Let $a_{0},a_{1},a_{2},a_{3},\cdots \cdots a_{n}$ be a sequence of numbers satisying $(3-a_{n+1})(6+a_{n}) = 18$ and $a_{0} = 3.$ then find $\displaystyle \sum^{10}_{i=0}\frac{1}{a_{i}}$
from $18-6a_{n+1}+3a_{n}-a_{n}a_{n+1} = 18.$ So $6a_{n+1}-3a_{n}+a_{n}a_{n+1} =0$
want be able to go further, could some help me, thanks
Dividing the both sides of $$6a_{n+1}-3a_n+a_na_{n+1}=0$$ by $a_na_{n+1}\ (\not=0)$ gives $$b_{n+1}=2b_n+\frac 13\tag1$$ where $b_n=\frac{1}{a_n}$.
Now we have $$(1)\iff b_{n+1}+\frac 13=2\left(b_n+\frac 13\right)$$ I think that you can take it from here.
Hint
Starting from $$6a_{n+1}-3a_{n}+a_{n}a_{n+1} =0$$ divide each term by $a_{n}a_{n+1}$ to get $$\frac 6{a_n}-\frac 3{a_{n+1}}+1=0$$ Now, define $b_n=\frac 1{a_n}$ and solve.
By using the assumption $a_0=3$ and replacing it in your above result we get $6a_1-9+3a_1=0$ so we get $a_1=1$. Now by replacing this value in $a_1$ we deduce $a_2=\frac{7}{3}$. By continuing this process you can calculate all values of $a_i$s then you can find the sum of reciprocals.

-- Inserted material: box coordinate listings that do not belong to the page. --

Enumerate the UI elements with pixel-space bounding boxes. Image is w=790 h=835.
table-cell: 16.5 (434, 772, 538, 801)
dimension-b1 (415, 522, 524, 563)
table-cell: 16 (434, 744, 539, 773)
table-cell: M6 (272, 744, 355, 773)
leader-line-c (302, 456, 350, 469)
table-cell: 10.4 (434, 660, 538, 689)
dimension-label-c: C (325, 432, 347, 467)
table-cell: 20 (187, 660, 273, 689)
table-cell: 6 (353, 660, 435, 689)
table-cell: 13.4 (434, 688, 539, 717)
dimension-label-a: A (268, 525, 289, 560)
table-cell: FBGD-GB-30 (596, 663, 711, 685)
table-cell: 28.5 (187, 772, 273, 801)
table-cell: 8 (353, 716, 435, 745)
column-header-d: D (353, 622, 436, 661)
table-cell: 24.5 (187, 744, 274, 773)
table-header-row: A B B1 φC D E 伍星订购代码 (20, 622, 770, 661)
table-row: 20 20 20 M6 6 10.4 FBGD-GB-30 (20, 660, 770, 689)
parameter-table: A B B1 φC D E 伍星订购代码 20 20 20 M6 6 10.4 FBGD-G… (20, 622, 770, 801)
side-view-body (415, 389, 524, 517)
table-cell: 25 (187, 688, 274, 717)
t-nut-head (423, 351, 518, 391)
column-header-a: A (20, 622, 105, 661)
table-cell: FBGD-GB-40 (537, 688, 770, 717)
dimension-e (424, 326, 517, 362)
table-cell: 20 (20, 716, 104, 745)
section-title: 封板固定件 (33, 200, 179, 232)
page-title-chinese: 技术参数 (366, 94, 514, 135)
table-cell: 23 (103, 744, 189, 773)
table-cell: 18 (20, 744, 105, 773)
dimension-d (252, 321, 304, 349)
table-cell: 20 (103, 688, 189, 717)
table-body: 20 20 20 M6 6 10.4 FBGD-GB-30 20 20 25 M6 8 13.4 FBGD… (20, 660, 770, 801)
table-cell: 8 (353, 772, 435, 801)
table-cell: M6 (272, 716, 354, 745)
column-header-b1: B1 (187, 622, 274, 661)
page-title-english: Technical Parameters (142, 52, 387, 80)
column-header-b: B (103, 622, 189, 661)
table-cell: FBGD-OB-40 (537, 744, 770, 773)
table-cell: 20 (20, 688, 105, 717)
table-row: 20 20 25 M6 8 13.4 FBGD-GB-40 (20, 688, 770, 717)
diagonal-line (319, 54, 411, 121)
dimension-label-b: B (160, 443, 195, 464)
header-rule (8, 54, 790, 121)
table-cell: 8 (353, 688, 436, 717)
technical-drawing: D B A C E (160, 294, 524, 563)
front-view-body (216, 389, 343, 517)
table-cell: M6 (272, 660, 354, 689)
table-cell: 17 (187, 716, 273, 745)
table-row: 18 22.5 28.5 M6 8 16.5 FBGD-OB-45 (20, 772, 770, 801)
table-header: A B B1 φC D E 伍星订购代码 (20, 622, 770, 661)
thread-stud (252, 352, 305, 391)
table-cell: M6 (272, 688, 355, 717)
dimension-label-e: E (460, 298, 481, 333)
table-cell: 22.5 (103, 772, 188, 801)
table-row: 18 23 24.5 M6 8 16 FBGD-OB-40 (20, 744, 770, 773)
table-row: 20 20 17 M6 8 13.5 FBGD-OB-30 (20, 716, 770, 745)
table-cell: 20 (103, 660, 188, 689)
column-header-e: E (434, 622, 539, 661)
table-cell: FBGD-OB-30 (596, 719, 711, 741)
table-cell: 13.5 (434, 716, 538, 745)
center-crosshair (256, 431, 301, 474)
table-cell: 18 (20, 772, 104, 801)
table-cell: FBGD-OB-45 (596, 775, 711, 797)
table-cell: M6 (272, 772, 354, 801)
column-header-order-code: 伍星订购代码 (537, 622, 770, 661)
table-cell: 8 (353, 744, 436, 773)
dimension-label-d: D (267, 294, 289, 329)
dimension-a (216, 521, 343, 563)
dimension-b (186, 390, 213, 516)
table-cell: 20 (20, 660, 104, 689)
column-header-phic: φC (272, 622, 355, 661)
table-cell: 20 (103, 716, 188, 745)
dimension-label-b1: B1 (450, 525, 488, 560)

From the condition we have $$-6a_{n+1}+3a_n-a_na_{n+1}=0$$ or $$-\frac{6}{a_n}+\frac{3}{a_{n+1}}-1=0$$ or $$-6\left(\frac{1}{a_0}+\frac{1}{a_1}+...+\frac{1}{a_{10}}\right)+3\left(\frac{1}{a_1}+...+\frac{1}{a_{11}}\right)-11=0$$ and for the ending it remains to find a value of $a_{11}$.